Political new top level domain names are not getting much attention.
With all of the news recently about presidential candidates not registering relevant domain names, you’d think political new top level domain names would see a boost. Yet, they continue to struggle.
Consider Rightside’s .democrat and .republican. The former has about 1,300 registrations and the latter just 800.
.Vote also has fewer than 1,000 names in the zone file (and .voto is about 250) despite the registry striking deals with states.
.GOP has about 3,000, but it’s being offered by a party itself.
If there ever were an example of lack of awareness in new TLDs, I’d say this is it.

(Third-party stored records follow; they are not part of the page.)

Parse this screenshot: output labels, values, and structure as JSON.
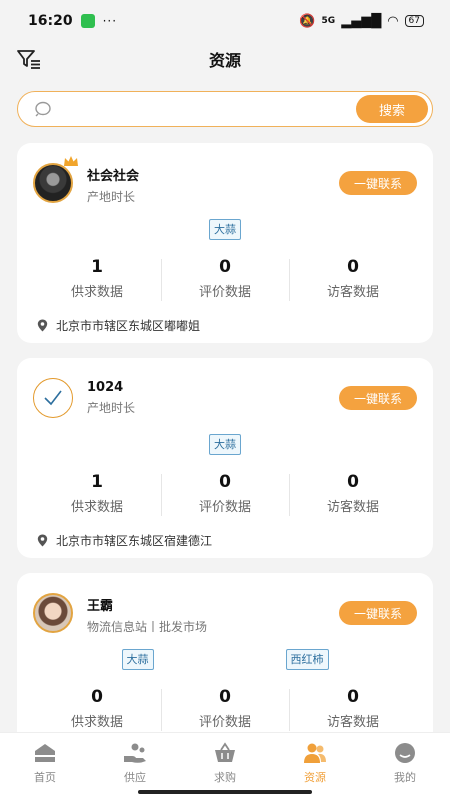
{
  "status_bar": {
    "time": "16:20",
    "dots": "···",
    "network": "5G",
    "battery": "67"
  },
  "header": {
    "title": "资源"
  },
  "search": {
    "placeholder": "",
    "button_label": "搜索"
  },
  "cards": [
    {
      "name": "社会社会",
      "subtitle": "产地时长",
      "contact_label": "一键联系",
      "tags": [
        "大蒜"
      ],
      "stats": [
        {
          "value": "1",
          "label": "供求数据"
        },
        {
          "value": "0",
          "label": "评价数据"
        },
        {
          "value": "0",
          "label": "访客数据"
        }
      ],
      "address": "北京市市辖区东城区嘟嘟姐"
    },
    {
      "name": "1024",
      "subtitle": "产地时长",
      "contact_label": "一键联系",
      "tags": [
        "大蒜"
      ],
      "stats": [
        {
          "value": "1",
          "label": "供求数据"
        },
        {
          "value": "0",
          "label": "评价数据"
        },
        {
          "value": "0",
          "label": "访客数据"
        }
      ],
      "address": "北京市市辖区东城区宿建德江"
    },
    {
      "name": "王霸",
      "subtitle": "物流信息站丨批发市场",
      "contact_label": "一键联系",
      "tags": [
        "大蒜",
        "西红柿"
      ],
      "stats": [
        {
          "value": "0",
          "label": "供求数据"
        },
        {
          "value": "0",
          "label": "评价数据"
        },
        {
          "value": "0",
          "label": "访客数据"
        }
      ]
    }
  ],
  "tabbar": {
    "items": [
      {
        "label": "首页",
        "icon": "home-icon"
      },
      {
        "label": "供应",
        "icon": "supply-icon"
      },
      {
        "label": "求购",
        "icon": "basket-icon"
      },
      {
        "label": "资源",
        "icon": "resources-icon"
      },
      {
        "label": "我的",
        "icon": "profile-icon"
      }
    ],
    "active": "资源"
  },
  "colors": {
    "accent": "#f4a23f",
    "tag_border": "#6aa6cf",
    "tag_text": "#2d6f9e",
    "background": "#f3f3f3"
  }
}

I doubt many of the managers for these politicians have any idea these names are out there.
I checked some of the candidates names in these extensions. Someone had already snapped up the big ones in .democrat and .republican. Afilias seems to have registry reserved popular candidate names in .Vote, likely with a goal of getting them to use them. (Which is pretty smart.)
Perhaps politicians are just throwing in the towel. Between first names, last names, name2016…it’s hard to cover all your bases.
Spencer says
.com is all that matters. everything else is a big YYYYYYYYAAAAWWWWN.
Ivan Rasskazov says
The public is used to .com domain consumption as a matter of habit. In order to be aware of newer TLDs, they will either have to see them used in real life or publicized in the media. Actually developing the sites would help and that is easier with some nTLDs than others.
KC says
Just look at how .com has evolved from an extension meant for “US” and “Commerce” to now “US” +”rest of the world” and “Commerce”+”the rest”.
.com is now firmly established as the extension for politics. This is not a US-only phenomenon. In the UK, Yvette Cooper has registered YvetteCooper.com and YvetteForLeader.com for her campaign. This trend will continue in democratic countries around the world.
Snoopy says
I think they would be very cautious about using a new tld. Last thing they want is people landing up on the wrong site or not being able to figure out the domain.
Robbie says
Nobody is using .us how much more clear could that extension be… I see people offering their gtlds for pennies on the dollar, no takers
KC says
Both .us and .com started in 1985. Unfortunately, .us was restricted (e.g. joesbakery.san-francisco.ca.us vs joesbakery.com) so .com won the race. 30 years later now .com has 120m registrations but .us less than 2m. It’s now very difficult to remove the momentum .com is enjoying.